Rejoice, cry, or rage; it is a done deal…
I rather suspect that if the US doesn’t ‘get real’ on the realities of fuel for energy production and ditch the stupid “targets’ set by idiots in the IPCC, Greenpeace et al, for “limiting climate change” (dream on boys, the climate will change in the direction it intends to go with or without your puny efforts to control it), the Canadian Dollar will soon be ‘par’ with the US Dollar and eventually a ‘harder’ currency – simply because they’ve had the sense to send the Greens packing.
This is the Obama “Leading From Behind” political ploy that he’s perfected over his lifetime on just about any issue – especially ones which divides his voting blocks or voting blocks that may vote for him. Keystone divides unions and the eco-folks. Both are huge voting blocks for him. You’re dreaming if you think he’ll be the one that will step forward and either raise the flag of full pipeline ahead or stomp it like a cockroach. And, of course, someone will casually tell old John “Your all Genghis Khans” Kerry that it’s ok if he stomps. Afterword, he’ll defend “the conclusion reached by the experts at State”, etc. During a fundraiser, no less, at the Sierra Club amid wild cheers.
Meanwhile Warren Buffet continues to ship Oil from Canada to the US by train.
“We don’t have time for a meeting of the flat-earth society.”

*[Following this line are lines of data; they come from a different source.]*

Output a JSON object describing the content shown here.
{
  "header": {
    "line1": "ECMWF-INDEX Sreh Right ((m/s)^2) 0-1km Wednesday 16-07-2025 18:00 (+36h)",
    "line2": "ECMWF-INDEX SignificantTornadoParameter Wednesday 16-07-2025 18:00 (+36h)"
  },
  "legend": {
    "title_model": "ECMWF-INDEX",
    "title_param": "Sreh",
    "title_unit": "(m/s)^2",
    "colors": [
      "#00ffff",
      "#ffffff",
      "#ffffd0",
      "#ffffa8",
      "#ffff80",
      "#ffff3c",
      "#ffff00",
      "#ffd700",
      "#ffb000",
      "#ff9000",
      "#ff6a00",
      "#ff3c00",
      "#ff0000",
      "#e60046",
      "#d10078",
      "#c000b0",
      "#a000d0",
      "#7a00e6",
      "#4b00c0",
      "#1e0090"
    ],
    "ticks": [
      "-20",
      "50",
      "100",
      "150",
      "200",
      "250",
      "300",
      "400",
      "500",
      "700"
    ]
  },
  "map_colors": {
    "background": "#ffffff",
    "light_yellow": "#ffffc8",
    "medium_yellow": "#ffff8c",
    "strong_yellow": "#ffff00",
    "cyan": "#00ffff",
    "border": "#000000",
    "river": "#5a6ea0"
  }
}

This is a totalitarian statement which closes the door on discussion. If this had been a statement from a Banana Republic Tinpot Dictator I would understand but I really don’t get this kind of statement coming from the head of a large Western Democracy.
“””””…..Mike Alexander says:
June 25, 2013 at 3:14 pm
Hey… Don’t pick on John Kerry…. He was in Veitnam! …..””””””
But how many times did he shoot himself in the arse; well not counting his most recent instance ?
And that gun runner Eric Holder, says he is just going to ignore the Supreme Court rulings.
I guess Himmler was a saint after all.
Well, I served in Viet Nam, too. Maybe I would get a free pass if I started selling guns to Mexicans, eh? Ya think?
There are three ways to deliver crude oil: rail, tanker or pipeline, pipelines by far deliver oil with the least amount of “carbon pollution”. Regardless of how the oil is delivered and who buys it, Canada is going to produce it. If we don’t buy it they will deliver it by rail to the west coast put it on tankers then ship it to China, who will deliver it by rail to their refineries which have little to no environmental regulations. The U.S. will have a shortage and need to import oil from somewhere else, probably the middle east via tanker to our ports then deliver it by rail to our refineries.
If Obama did approve the Keystone pipeline we could bypass shipping oil all over the world and maybe even produce enough oil in this hemisphere or even this continent where we wouldn’t have to import any from the Middle East. This would eliminate the possibility of tankers sinking and causing oil slicks plus all the emissions that the ships and railroad lines would produce would be eliminated. We wouldn’t need to have a military presence in the Middle East anymore which would cut down on terrorism and we could start cutting back on that whole Military Industrial Complex thing. Which is probably why Obama won’t approve the Keystone Pipeline.
I feel like laying pipe, bend over America…
Some more 4play…
ooops, my bad, this was to be the 4play…
This is interesting.
http://video.foxnews.com/v/2509326577001/is-billionaire-against-keystone-xl-pipeline-a-hypocrite/
That is interesting Gunga Din.
So the K0ch Bros have another bully in the “play ground”.